In celebration of my reunion with 'Eua (my first host-island), I decided to dedicate this sketch and entry to my students. (Also, I won't get to post for a while, hence the blog-post-overload.)
Most of my memories of Houma are with my 16 students, our jokes, stories, classes, library time, village adventures, bush-road runs, guava-picking etc.
But I'll never forget day one, when I was wide-eyed, shell-shocked, and completely overwhelmed with the thought that I would have to figure out a way to TEACH. And not only teach, but SPEAK with these students. Plan lessons for them.
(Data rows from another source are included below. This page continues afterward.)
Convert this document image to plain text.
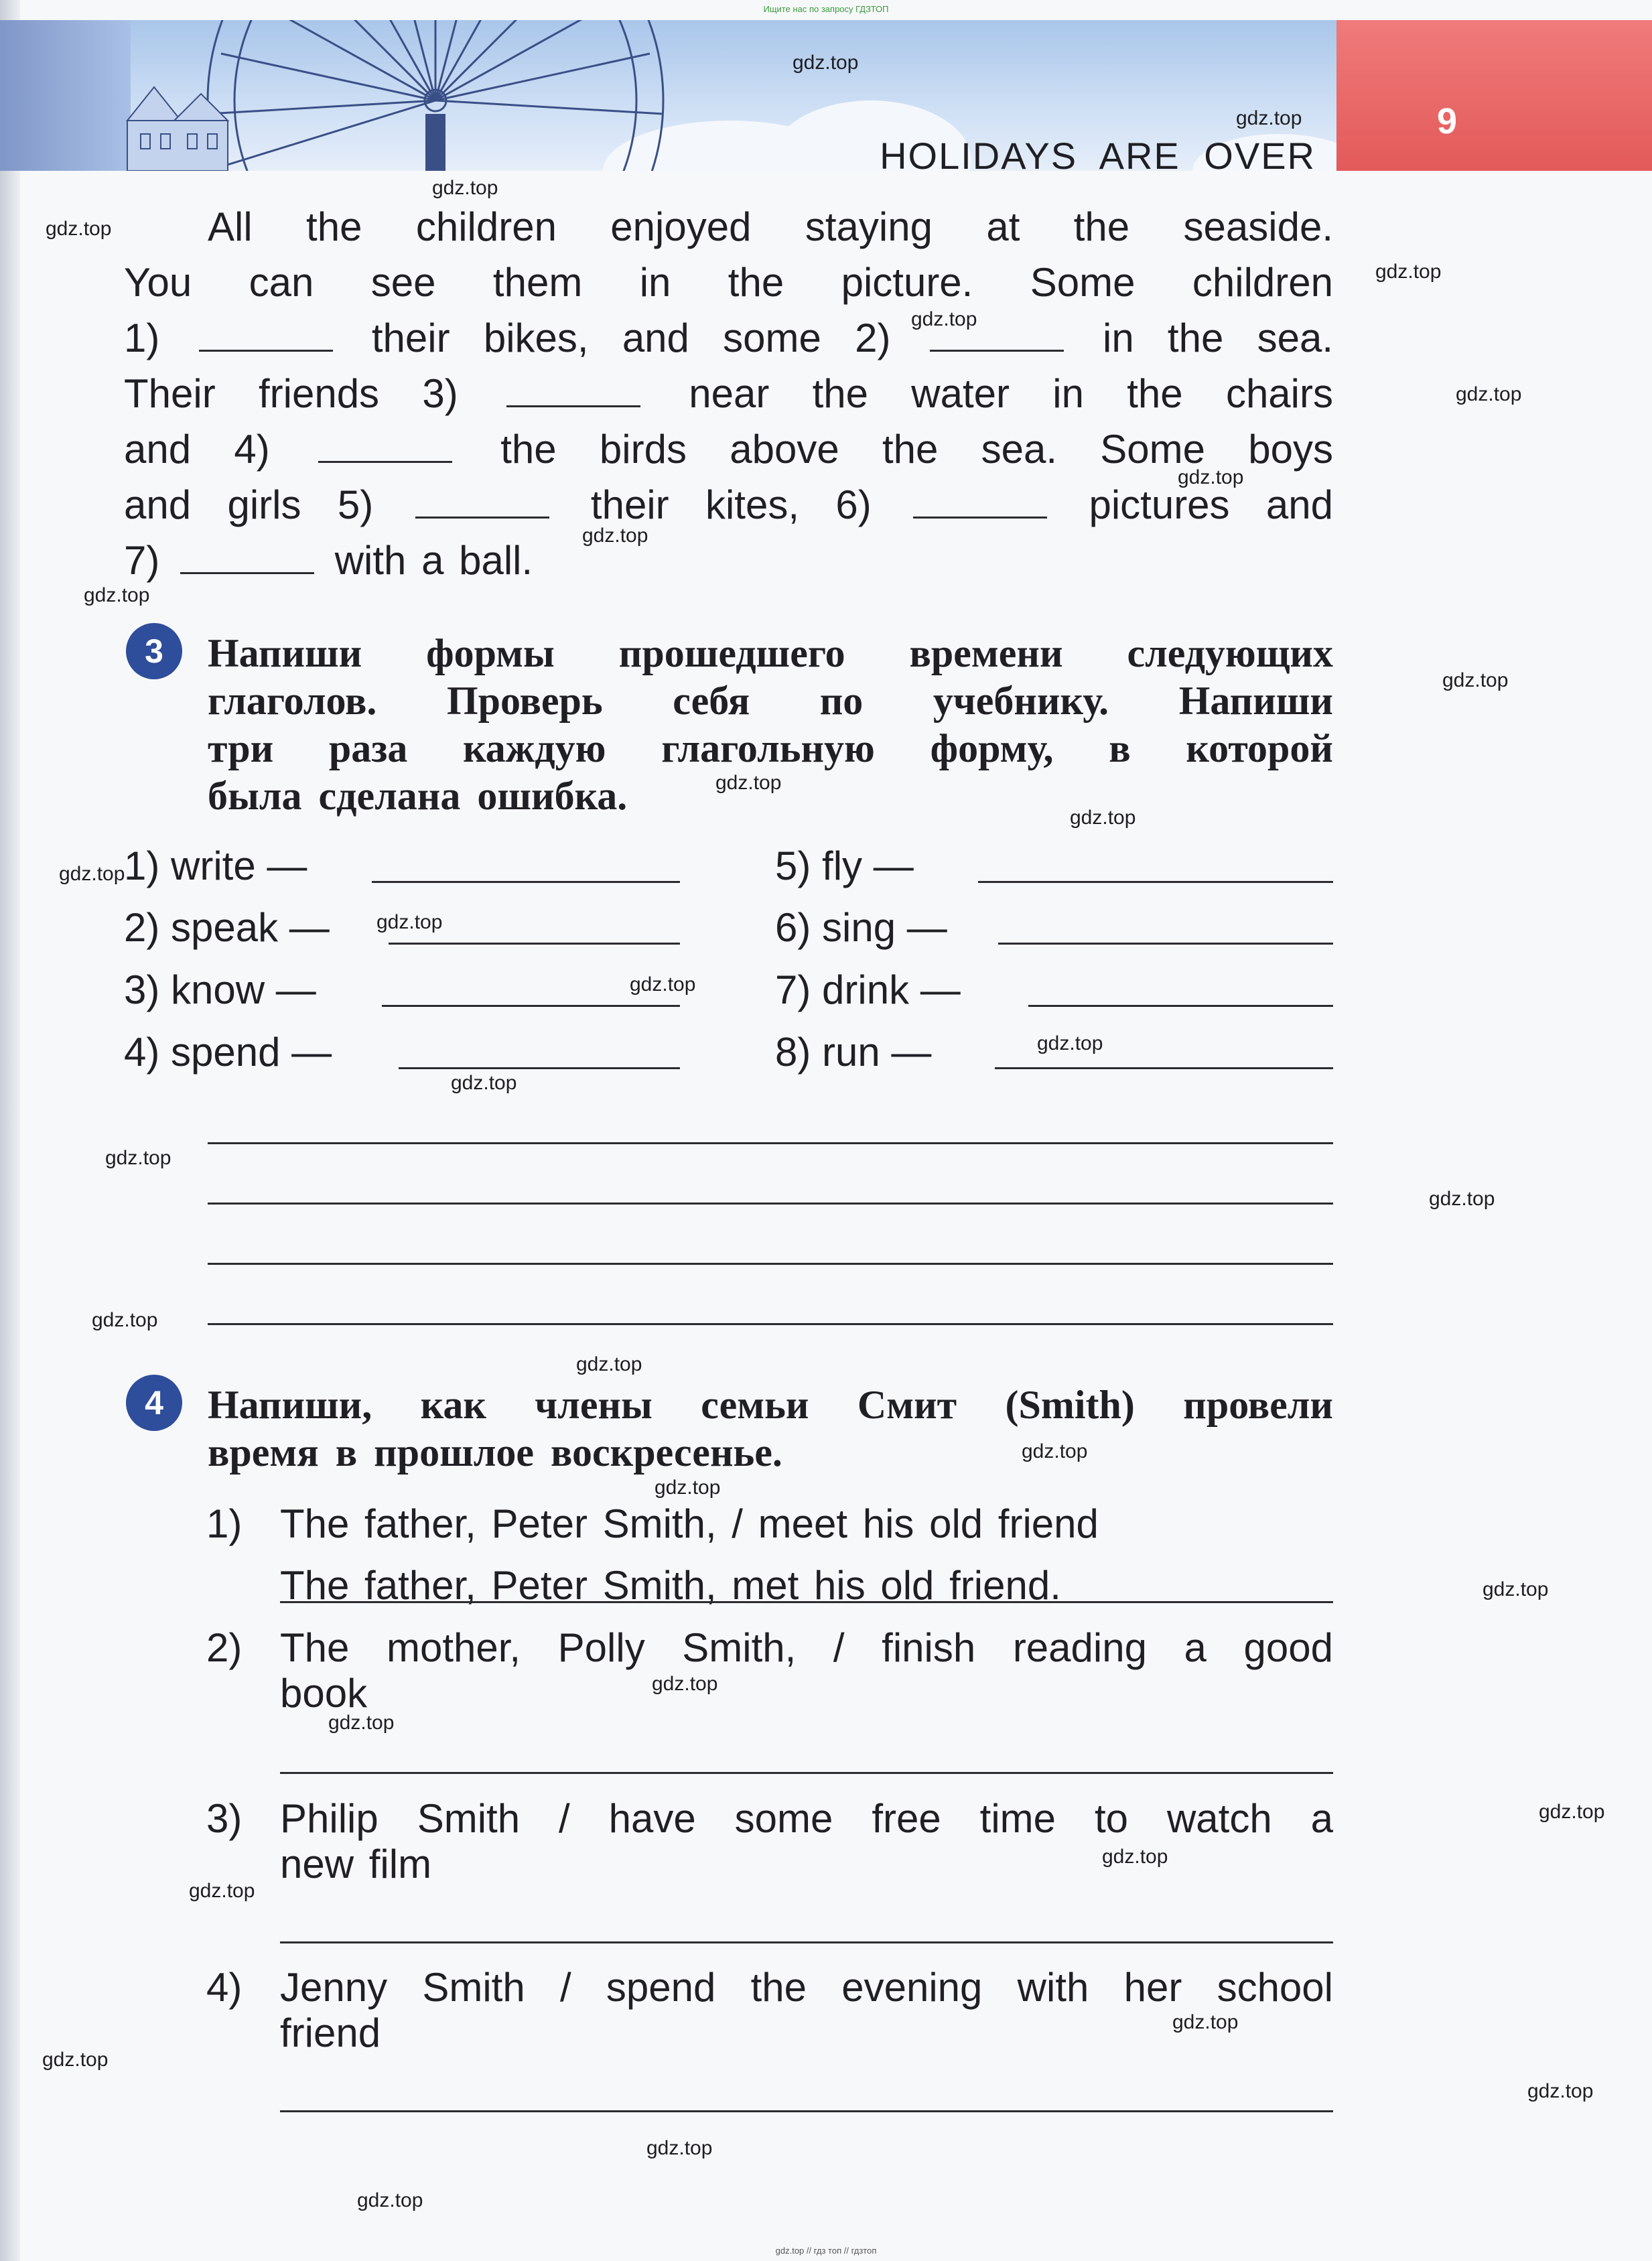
Ищите нас по запросу ГДЗТОП
9
HOLIDAYS ARE OVER
All the children enjoyed staying at the seaside.
You can see them in the picture. Some children
1)	their bikes, and some 2)	in the sea.
Their friends 3)	near the water in the chairs
and 4)	the birds above the sea. Some boys
and girls 5)	their kites, 6)	pictures and
7)	with a ball.
3	Напиши формы прошедшего времени следующих
глаголов. Проверь себя по учебнику. Напиши
три раза каждую глагольную форму, в которой
была сделана ошибка.
1) write —
2) speak —
3) know —
4) spend —
5) fly —
6) sing —
7) drink —
8) run —
4	Напиши, как члены семьи Смит (Smith) провели
время в прошлое воскресенье.
1) The father, Peter Smith, / meet his old friend
The father, Peter Smith, met his old friend.
2) The mother, Polly Smith, / finish reading a good
book
3) Philip Smith / have some free time to watch a
new film
4) Jenny Smith / spend the evening with her school
friend
gdz.top
gdz.top
gdz.top
gdz.top
gdz.top
gdz.top
gdz.top
gdz.top
gdz.top
gdz.top
gdz.top
gdz.top
gdz.top
gdz.top
gdz.top
gdz.top
gdz.top
gdz.top
gdz.top
gdz.top
gdz.top
gdz.top
gdz.top
gdz.top
gdz.top
gdz.top
gdz.top
gdz.top
gdz.top
gdz.top
gdz.top
gdz.top
gdz.top
gdz.top
gdz.top
gdz.top // гдз топ // гдзтоп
Have conversations.
But I think the kicker of it all--the comic, relief, even, was my principal's introduction on that first day of school. She wasn't very confident in English, but they had routine morning introdutions, in which she would greet the class good morning, ask the days of the week and the months of the year, etc.
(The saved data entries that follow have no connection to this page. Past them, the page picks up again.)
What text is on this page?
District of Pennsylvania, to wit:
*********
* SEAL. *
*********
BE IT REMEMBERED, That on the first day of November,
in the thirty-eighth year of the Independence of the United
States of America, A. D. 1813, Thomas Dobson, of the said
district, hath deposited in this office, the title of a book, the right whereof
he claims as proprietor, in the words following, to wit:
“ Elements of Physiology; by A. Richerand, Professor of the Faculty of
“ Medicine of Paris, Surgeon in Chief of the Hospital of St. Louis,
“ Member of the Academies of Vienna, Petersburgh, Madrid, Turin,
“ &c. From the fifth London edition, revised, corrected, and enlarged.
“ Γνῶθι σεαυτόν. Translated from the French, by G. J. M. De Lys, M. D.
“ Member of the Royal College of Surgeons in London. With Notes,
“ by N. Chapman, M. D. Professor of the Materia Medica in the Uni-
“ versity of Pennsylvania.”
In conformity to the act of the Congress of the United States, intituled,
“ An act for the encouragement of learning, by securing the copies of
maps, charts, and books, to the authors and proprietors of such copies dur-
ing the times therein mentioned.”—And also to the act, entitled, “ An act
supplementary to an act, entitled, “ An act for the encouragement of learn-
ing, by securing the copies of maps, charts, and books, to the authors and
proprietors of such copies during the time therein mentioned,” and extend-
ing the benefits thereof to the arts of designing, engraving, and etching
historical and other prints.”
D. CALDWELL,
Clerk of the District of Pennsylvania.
So she said hello as I awkwardly stood by the door with 60+ eyes on me.
"Goot mor-ning, closs."
and with complete robot efficiency--the same monotone with all 32 students-- they replied,
"GOOD MOR-NING-TEA-CHER"
"how ah you dis morning?"
"WE-AH-FINE-THANK-YOU-HOW-ARE-YOU"
I couldn't hold it in, I began in this bubbly nonsense of giggles, even through the Lord's prayer, through my own introduction... I couldn't stand it! These cute-- no, adorable, broken-English-speaking kids said, with perfect pronunciation, basic greetings, etc. And it was SO formulaic!
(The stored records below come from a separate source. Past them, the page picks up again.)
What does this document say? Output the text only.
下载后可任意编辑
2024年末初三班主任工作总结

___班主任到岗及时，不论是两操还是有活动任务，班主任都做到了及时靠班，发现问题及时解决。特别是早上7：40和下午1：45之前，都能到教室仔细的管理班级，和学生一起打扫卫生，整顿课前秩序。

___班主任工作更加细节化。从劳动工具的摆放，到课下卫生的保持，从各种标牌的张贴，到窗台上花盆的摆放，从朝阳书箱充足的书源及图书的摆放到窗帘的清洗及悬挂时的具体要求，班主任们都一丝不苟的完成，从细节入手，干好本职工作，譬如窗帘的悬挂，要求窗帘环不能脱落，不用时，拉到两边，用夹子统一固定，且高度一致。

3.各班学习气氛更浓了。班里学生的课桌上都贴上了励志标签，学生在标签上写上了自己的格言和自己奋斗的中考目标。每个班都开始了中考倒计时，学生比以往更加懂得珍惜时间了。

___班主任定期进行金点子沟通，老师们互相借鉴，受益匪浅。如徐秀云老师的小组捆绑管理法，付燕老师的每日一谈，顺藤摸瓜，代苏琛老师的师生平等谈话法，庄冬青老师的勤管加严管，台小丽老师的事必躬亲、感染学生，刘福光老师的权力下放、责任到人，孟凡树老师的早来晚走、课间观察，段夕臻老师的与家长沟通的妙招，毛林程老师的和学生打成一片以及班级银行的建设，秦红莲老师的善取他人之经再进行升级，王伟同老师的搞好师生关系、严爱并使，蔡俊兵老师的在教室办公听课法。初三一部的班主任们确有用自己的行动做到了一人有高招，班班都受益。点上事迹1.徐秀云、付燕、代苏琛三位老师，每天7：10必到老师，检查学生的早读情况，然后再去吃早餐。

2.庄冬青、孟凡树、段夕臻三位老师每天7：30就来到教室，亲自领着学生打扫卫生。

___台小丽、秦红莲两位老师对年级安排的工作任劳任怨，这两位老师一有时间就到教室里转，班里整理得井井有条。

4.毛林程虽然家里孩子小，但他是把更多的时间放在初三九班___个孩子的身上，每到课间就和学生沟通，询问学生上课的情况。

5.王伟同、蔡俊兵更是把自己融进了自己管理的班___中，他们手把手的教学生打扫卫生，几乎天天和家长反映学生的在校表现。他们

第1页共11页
So in the next 6 months I taught, we worked on phrases like "I am great! I am sad. I am awesome! I am excellent! I am mad. I am terrible! I am good. I am fine. I am wonderful!"
Of course, most of the sentences came out "I awesome!" or "I is....fine!" Or perhaps, "YOU ARE TERRIBLE!" (that was my smart and oldest student, who loved poking fun at me.)
Anyway, the visit awaits my little pig-tailed robots, and I can't wait to see them!